In the south, the British army advanced steadily. Valenciennes was taken on 2 November, and Mons was reached on 10 November. Here, George Edwin Ellison and George Lawrence Price were killed. They were the last British and British Empire soldiers to be killed during the First World War.

In the center, the 91st US Division suffered heavy losses against strong German resistance in Spitaals Bosschen near Waregem.

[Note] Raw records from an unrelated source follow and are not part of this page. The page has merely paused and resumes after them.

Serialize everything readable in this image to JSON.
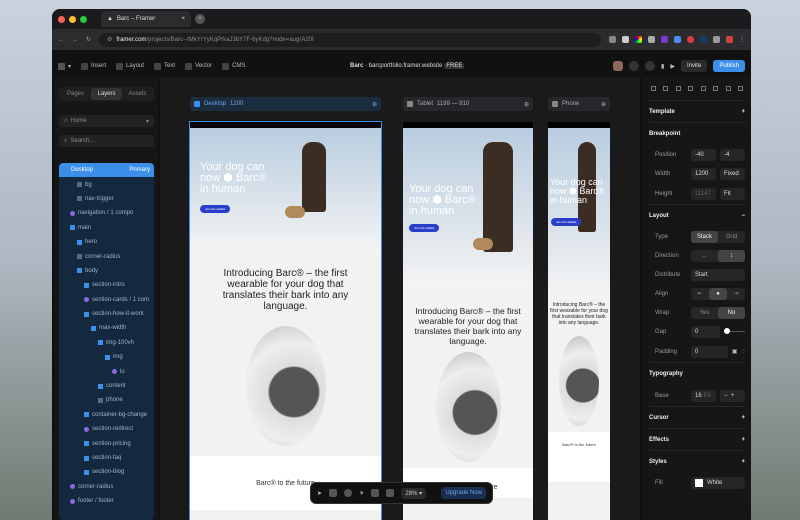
{
  "browser": {
    "tab_title": "Barc – Framer",
    "url_host": "framer.com",
    "url_path": "/projects/Barc--tMkYrYyKqPrkaJ3bY7F-6yKdg?node=augrA20I"
  },
  "toolbar": {
    "items": [
      "Insert",
      "Layout",
      "Text",
      "Vector",
      "CMS"
    ],
    "project_name": "Barc",
    "project_site": "barcportfolio.framer.website",
    "project_tag": "FREE",
    "invite": "Invite",
    "publish": "Publish"
  },
  "left": {
    "tabs": [
      "Pages",
      "Layers",
      "Assets"
    ],
    "page": "Home",
    "search_placeholder": "Search...",
    "layers": [
      {
        "name": "Desktop",
        "badge": "Primary",
        "depth": 0,
        "kind": "frame"
      },
      {
        "name": "bg",
        "depth": 2,
        "kind": "grey"
      },
      {
        "name": "nav-trigger",
        "depth": 2,
        "kind": "grey"
      },
      {
        "name": "navigation / 1 compo",
        "depth": 1,
        "kind": "comp"
      },
      {
        "name": "main",
        "depth": 1,
        "kind": "frame"
      },
      {
        "name": "hero",
        "depth": 2,
        "kind": "frame"
      },
      {
        "name": "corner-radius",
        "depth": 2,
        "kind": "grey"
      },
      {
        "name": "body",
        "depth": 2,
        "kind": "frame"
      },
      {
        "name": "section-intro",
        "depth": 3,
        "kind": "frame"
      },
      {
        "name": "section-cards / 1 com",
        "depth": 3,
        "kind": "comp"
      },
      {
        "name": "section-how-it-work",
        "depth": 3,
        "kind": "frame"
      },
      {
        "name": "max-width",
        "depth": 4,
        "kind": "frame"
      },
      {
        "name": "img-100vh",
        "depth": 5,
        "kind": "frame"
      },
      {
        "name": "img",
        "depth": 6,
        "kind": "frame"
      },
      {
        "name": "lo",
        "depth": 7,
        "kind": "comp"
      },
      {
        "name": "content",
        "depth": 5,
        "kind": "frame"
      },
      {
        "name": "phone",
        "depth": 5,
        "kind": "grey"
      },
      {
        "name": "container-bg-change",
        "depth": 3,
        "kind": "frame"
      },
      {
        "name": "section-redirect",
        "depth": 3,
        "kind": "comp"
      },
      {
        "name": "section-pricing",
        "depth": 3,
        "kind": "frame"
      },
      {
        "name": "section-faq",
        "depth": 3,
        "kind": "frame"
      },
      {
        "name": "section-blog",
        "depth": 3,
        "kind": "frame"
      },
      {
        "name": "corner-radius",
        "depth": 1,
        "kind": "comp"
      },
      {
        "name": "footer / footer",
        "depth": 1,
        "kind": "comp"
      }
    ]
  },
  "canvas": {
    "breakpoints": [
      {
        "name": "Desktop",
        "size": "1200"
      },
      {
        "name": "Tablet",
        "size": "1199 — 810"
      },
      {
        "name": "Phone",
        "size": ""
      }
    ],
    "hero_title": "Your dog can now ⬢ Barc® in human",
    "cta": "Join the waitlist",
    "intro": "Introducing Barc® – the first wearable for your dog that translates their bark into any language.",
    "future": "Barc® to the future",
    "future_tablet": "Barc® to the future",
    "phone_future": "Barc® to the future"
  },
  "dock": {
    "zoom": "28%",
    "upgrade": "Upgrade Now"
  },
  "right": {
    "template": "Template",
    "breakpoint": {
      "title": "Breakpoint",
      "position_label": "Position",
      "pos_x": "-40",
      "pos_y": "-4",
      "width_label": "Width",
      "width": "1200",
      "width_mode": "Fixed",
      "height_label": "Height",
      "height": "11147",
      "height_mode": "Fit"
    },
    "layout": {
      "title": "Layout",
      "type_label": "Type",
      "types": [
        "Stack",
        "Grid"
      ],
      "direction_label": "Direction",
      "distribute_label": "Distribute",
      "distribute": "Start",
      "align_label": "Align",
      "wrap_label": "Wrap",
      "wrap": [
        "Yes",
        "No"
      ],
      "gap_label": "Gap",
      "gap": "0",
      "padding_label": "Padding",
      "padding": "0"
    },
    "typography": {
      "title": "Typography",
      "base_label": "Base",
      "base": "16",
      "unit": "PX"
    },
    "cursor": "Cursor",
    "effects": "Effects",
    "styles": "Styles",
    "fill_label": "Fill",
    "fill": "White"
  },
  "colors": {
    "accent": "#3b8fe8",
    "cta": "#2a3fc9"
  }
}
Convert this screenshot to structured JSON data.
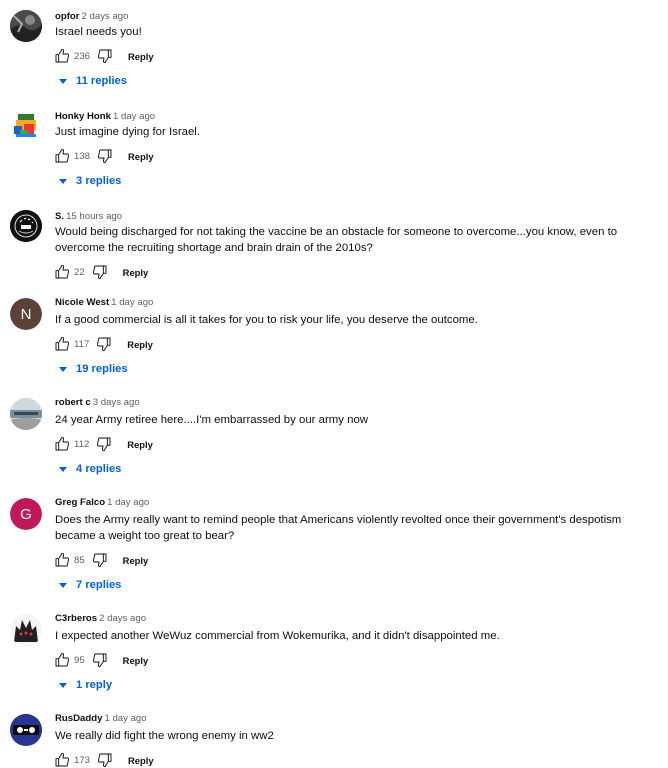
{
  "labels": {
    "reply": "Reply"
  },
  "comments": [
    {
      "author": "opfor",
      "time": "2 days ago",
      "text": "Israel needs you!",
      "likes": "236",
      "replies": "11 replies"
    },
    {
      "author": "Honky Honk",
      "time": "1 day ago",
      "text": "Just imagine dying for Israel.",
      "likes": "138",
      "replies": "3 replies"
    },
    {
      "author": "S.",
      "time": "15 hours ago",
      "text": "Would being discharged for not taking the vaccine be an obstacle for someone to overcome...you know, even to overcome the recruiting shortage and brain drain of the 2010s?",
      "likes": "22"
    },
    {
      "author": "Nicole West",
      "time": "1 day ago",
      "text": "If a good commercial is all it takes for you to risk your life, you deserve the outcome.",
      "likes": "117",
      "replies": "19 replies",
      "avatar_letter": "N",
      "avatar_color": "#5d4037"
    },
    {
      "author": "robert c",
      "time": "3 days ago",
      "text": "24 year Army retiree here....I'm embarrassed by our army now",
      "likes": "112",
      "replies": "4 replies"
    },
    {
      "author": "Greg Falco",
      "time": "1 day ago",
      "text": "Does the Army really want to remind people that Americans violently revolted once their government's despotism became a weight too great to bear?",
      "likes": "85",
      "replies": "7 replies",
      "avatar_letter": "G",
      "avatar_color": "#c2185b"
    },
    {
      "author": "C3rberos",
      "time": "2 days ago",
      "text": "I expected another WeWuz commercial from Wokemurika, and it didn't disappointed me.",
      "likes": "95",
      "replies": "1 reply"
    },
    {
      "author": "RusDaddy",
      "time": "1 day ago",
      "text": "We really did fight the wrong enemy in ww2",
      "likes": "173"
    }
  ],
  "colors": {
    "link_blue": "#065fd4",
    "meta_gray": "#606060"
  }
}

The French 6th Army and 37th US Division advanced with less difficulty between the Lys and Escaut, but encountered stiff resistance when they reached the Escaut on 1 November. Several attempts to cross the river in the night of 1–2 November failed; only the 37th US Division succeeded in gaining a bridgehead at Oudenaarde.
Between 3 November and 8 November, the allies were forced to rest and reorganize their forces. On 8 and 9 November the French launched a new attack, which was repulsed by the Germans, but which nevertheless resulted in a new bridgehead between Oudenaarde and Melden.

==Aftermath==
A new offensive to cross the Escaut which aimed at reaching Brussels was planned for 10 November, but this was cancelled when it became clear an armistice was imminent.

The German retreat had not been a rout, but was relatively well organized with very mobile "Maschinen Gewehr Kompanien" attacking the advancing Allies and which inflicted many casualties. The Belgian Army, for instance, lost one-fifth of its forces between 4 October and 11 November 1918, one-third of all the losses it sustained throughout the whole war.

The sudden end of the war came as a surprise to many Allied soldiers, as well as German soldiers. This contributed to the Stab-in-the-back myth, which stated that the German Army was not yet defeated on the battlefield, but was instead betrayed by socialist and Jewish politicians on the home front.